Alice opened her eyes. Today the clouds seemed puffed into existence, exhalations from the mouth of a greater being. Soon the clouds, too, would rain, and Alice’s life would thunder into something new.

Purpose.

She would be twelve years old. This was the year.

Tomorrow, she thought. Tomorrow.

She let herself breathe, casting off the Oliver Newbankses of the world, casting off the pain Mother had caused her, casting off the pain Father had caused them, casting off the uselessness of three entire brothers who were far too small to be of any help when help was needed most. So what if she wasn’t as colorful as everyone else in Ferenwood? Alice was just as magical, and she’d finally have the chance to prove it.

She picked up a fallen twig and tied its bendy body around her neck, pinching it together with her thumb and index finger as she hummed a familiar song. Eyes closed, feet dancing their way toward the pond, she was her own music, her body her favorite thing she’d ever owned.

Oh, life had been a lonely one, but she knew how to pass the time.



The warm pond was the color of green amethyst. It smelled of sweet nectar but tasted like nothing at all. Alice untied her underthings and left them in the grass, pausing only to unweave her braid before jumping in.

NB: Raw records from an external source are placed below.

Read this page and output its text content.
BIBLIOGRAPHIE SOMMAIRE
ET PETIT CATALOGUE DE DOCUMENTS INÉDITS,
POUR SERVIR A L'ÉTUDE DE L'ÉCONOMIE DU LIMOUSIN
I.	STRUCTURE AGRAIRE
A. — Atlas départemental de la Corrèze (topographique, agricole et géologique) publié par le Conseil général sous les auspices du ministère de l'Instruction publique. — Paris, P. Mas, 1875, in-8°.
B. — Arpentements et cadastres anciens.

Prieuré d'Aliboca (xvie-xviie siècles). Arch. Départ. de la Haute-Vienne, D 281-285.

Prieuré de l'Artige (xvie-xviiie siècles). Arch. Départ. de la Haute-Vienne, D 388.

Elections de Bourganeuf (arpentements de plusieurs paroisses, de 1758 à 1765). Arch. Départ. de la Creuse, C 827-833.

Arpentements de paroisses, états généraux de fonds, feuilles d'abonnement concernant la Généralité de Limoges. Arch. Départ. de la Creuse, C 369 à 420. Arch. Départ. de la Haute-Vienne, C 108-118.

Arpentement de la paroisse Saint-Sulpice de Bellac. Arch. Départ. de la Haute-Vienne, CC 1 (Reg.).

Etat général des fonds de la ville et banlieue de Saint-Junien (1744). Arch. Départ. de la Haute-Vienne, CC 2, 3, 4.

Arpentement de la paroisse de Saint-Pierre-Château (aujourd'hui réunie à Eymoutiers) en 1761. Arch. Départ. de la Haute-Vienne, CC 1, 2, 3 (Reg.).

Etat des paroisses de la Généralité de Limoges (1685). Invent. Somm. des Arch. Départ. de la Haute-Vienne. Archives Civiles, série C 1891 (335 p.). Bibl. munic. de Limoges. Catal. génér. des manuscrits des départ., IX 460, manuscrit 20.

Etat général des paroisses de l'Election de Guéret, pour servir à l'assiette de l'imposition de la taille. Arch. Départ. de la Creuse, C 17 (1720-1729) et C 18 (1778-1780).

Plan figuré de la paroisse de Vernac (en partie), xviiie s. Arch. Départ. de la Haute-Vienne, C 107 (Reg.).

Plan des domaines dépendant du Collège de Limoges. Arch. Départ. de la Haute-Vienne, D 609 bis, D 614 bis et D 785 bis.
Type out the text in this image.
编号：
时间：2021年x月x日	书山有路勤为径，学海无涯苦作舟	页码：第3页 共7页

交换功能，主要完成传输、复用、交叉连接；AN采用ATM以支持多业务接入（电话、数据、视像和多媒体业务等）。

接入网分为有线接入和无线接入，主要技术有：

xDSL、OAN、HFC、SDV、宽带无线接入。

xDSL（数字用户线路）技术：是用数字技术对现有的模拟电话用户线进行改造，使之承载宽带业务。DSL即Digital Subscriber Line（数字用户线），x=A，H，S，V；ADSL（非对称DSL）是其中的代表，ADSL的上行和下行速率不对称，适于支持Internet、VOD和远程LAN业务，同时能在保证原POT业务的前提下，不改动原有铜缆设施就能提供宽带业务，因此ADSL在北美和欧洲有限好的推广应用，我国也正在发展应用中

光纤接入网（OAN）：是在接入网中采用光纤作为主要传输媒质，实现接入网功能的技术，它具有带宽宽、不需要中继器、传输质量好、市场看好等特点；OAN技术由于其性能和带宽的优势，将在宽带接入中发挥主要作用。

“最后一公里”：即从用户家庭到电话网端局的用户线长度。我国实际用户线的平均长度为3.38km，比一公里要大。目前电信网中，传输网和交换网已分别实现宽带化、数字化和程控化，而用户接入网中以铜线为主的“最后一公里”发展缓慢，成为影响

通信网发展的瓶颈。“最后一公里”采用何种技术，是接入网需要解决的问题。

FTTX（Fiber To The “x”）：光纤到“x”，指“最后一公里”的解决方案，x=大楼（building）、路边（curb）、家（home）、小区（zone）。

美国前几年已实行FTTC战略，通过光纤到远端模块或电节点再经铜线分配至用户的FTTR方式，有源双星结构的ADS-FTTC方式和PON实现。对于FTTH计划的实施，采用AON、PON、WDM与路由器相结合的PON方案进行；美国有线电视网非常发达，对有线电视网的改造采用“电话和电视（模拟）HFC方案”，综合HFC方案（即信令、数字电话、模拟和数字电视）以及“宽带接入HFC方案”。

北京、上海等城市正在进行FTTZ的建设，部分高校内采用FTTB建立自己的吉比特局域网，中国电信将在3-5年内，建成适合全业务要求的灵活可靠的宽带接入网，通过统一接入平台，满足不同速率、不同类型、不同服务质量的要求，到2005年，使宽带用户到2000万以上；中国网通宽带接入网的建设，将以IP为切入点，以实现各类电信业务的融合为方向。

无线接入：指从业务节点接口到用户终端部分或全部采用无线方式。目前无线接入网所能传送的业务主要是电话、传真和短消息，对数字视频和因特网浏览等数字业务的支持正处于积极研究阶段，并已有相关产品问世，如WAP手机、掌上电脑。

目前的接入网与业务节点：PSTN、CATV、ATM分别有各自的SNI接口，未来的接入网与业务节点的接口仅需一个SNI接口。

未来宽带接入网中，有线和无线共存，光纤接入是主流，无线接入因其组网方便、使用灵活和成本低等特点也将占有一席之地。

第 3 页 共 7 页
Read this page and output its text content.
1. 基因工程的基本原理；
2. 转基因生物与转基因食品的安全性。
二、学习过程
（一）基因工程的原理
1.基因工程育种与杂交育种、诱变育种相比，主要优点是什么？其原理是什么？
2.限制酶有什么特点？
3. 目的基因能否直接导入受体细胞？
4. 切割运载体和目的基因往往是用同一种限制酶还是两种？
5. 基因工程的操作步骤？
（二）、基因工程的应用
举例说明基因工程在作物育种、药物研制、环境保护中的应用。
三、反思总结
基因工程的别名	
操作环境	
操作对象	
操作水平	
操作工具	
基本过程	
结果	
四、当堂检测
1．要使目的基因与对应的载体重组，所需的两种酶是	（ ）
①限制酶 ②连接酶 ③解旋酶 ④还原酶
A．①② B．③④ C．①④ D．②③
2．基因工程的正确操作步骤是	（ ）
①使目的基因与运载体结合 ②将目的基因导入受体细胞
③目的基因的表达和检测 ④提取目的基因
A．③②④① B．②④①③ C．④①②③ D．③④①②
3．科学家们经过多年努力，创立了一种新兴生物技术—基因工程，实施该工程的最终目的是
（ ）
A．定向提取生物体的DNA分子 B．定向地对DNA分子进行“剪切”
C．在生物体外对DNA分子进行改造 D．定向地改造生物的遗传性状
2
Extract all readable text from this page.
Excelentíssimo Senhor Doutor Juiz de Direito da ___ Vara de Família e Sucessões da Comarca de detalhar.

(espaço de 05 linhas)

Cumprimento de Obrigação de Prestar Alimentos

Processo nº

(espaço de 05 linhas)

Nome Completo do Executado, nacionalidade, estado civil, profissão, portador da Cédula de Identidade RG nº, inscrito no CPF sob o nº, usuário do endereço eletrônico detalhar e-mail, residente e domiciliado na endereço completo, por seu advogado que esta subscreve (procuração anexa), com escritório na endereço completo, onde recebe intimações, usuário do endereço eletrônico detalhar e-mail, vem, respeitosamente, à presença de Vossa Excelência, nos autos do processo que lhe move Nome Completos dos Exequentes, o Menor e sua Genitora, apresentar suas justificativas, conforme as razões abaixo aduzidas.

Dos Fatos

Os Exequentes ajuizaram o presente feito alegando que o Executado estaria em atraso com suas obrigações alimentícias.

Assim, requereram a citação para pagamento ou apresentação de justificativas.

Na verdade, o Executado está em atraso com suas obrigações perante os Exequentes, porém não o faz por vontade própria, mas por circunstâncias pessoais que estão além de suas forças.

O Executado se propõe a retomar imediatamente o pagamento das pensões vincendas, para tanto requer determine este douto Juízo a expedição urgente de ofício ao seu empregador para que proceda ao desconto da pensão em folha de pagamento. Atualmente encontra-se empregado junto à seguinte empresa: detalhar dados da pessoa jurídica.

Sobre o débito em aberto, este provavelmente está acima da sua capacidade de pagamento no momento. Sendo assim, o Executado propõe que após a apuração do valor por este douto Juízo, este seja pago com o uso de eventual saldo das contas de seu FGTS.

She sank right to the bottom. She sat there awhile, letting her limbs relax. Soon, she felt the familiar tickles of kissingfish and opened her eyes long enough to see them nibbling at her skin. She smiled and swam up, the fish following her every move. They wriggled alongside her, nudging her elbows and knees in an attempt to get closer.

Alice swam until she was so clean she practically shined, and then the warm air dried her hair and skin so quickly she had time left to wander before her ferenberry picking for the day.

Alice was always trying to find her own adventures while the other kids were in school. Mother was supposed to be hometeaching her, but she rarely did. Two years ago, when Mother was still freshly angry with Alice for getting kicked out of school (and for what she’d done to Oliver Newbanks), she’d left a stack of books on the kitchen table and told Alice to study them, warning her that if she didn’t, she’d grow up to be the silliest girl in all of Ferenwood, never mind the ugliest.

Sometimes Alice wanted to say unkind things to Mother.

Still, Alice loved her mother. Really, she did. Alice had made peace with her parental lot in life long ago. But let us put this plainly: Alice had always preferred Father and she had no trouble saying so. Father was more than a parent to Alice; he was her friend and confidant. Life with Father had made all hard things bearable; he’d seen to it that his daughter was so thoroughly loved that she’d never known the depth of her own insecurities. In fact, he took up so much room in her heart that she’d seldom noticed she had no other friends to name.